As I lie here, I watch in silence. There is little activity within the Shrine, save for Ieyasu and Ani's fighting. But they are only a subject upon which my attention lingers for a minimal amount of time. I can see my sister from here as well. Although she seems to prefer the solitary life, she always manages to appear lonely by herself. It makes me wonder if I ever appear as such. Often do I rest here, upon this rock, and with no one have I shared this place I have claimed for my own. Though I never have felt truly lonely here. It is where I come to be alone, for that purpose.
I do not think she trusts me as much as she used to. Much has happened for me, and although we have our fun together, she is not the same. Perhaps it is only me that has changed, for it is often my fault that these things come about.

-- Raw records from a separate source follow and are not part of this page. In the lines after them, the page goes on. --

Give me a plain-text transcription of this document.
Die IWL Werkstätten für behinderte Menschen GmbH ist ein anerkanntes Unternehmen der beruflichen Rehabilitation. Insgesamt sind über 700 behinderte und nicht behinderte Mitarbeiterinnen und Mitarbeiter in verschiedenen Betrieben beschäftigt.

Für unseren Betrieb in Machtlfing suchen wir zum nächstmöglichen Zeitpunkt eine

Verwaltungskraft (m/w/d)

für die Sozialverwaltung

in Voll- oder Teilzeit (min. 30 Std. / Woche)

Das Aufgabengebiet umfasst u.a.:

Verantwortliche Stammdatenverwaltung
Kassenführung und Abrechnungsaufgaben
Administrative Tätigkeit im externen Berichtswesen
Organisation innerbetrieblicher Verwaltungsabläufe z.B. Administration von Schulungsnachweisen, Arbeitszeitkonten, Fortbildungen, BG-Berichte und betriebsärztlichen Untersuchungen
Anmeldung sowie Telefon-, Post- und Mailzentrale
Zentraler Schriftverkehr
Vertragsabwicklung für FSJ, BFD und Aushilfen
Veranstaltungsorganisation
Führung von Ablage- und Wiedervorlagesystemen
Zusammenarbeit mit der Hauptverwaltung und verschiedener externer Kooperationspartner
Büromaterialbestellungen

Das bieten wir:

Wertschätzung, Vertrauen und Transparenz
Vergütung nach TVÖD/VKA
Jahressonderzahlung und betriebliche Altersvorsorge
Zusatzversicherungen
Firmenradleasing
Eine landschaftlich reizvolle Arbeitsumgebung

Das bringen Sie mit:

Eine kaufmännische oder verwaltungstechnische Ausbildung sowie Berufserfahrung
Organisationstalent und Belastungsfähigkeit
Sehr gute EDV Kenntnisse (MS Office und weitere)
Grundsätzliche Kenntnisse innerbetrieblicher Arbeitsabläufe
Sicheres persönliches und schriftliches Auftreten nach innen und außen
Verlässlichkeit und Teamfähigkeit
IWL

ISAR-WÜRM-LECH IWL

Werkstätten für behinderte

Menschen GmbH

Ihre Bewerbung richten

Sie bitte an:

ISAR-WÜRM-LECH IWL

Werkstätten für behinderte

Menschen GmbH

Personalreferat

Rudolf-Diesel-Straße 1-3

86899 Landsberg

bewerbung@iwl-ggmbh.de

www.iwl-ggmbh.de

Up until this point in which I have misinterpreted my own emotions, I have kept my entire being open to that kiko. She is the only one that I can say truly knows me for who I am. The link between us is forever open as far as I am concerned, and I do not conceal things often from her. Now that I think of it, perhaps this small glitch of confusion within me is the only thing I've kept. However, she knows me too well. It is only a matter of time before the crafty vixen discovers this feeling, and misinterprets it for herself. She will not take kindly to such discoveries, I can tell.
I have not yet spoken with my brother since I left to the tower, before the mage's 'death'. I wonder what he has been up to. I do miss his comforting companionship.
And yet, after all that has happened in my 453 years on this plane, I have just now found that I keep much too many secrets. They are difficult to keep track of, these secrets of mine, and only cause terrible problems when exposed. Liandria never tells me of many secrets she has for herself. I often wonder if she has any that she simply choses not to tell me. Although I do not hand over my trust to any aquaintance, the golden one is much less trusting than I, or so I've come to believe. And it is I who decieve so frequently. One would think that I would be less trusting, knowing the truth of such lies I find myself entwined with. Then again, perhaps this makes no sense at all.
In which case, I leave my thoughts at this. I depart.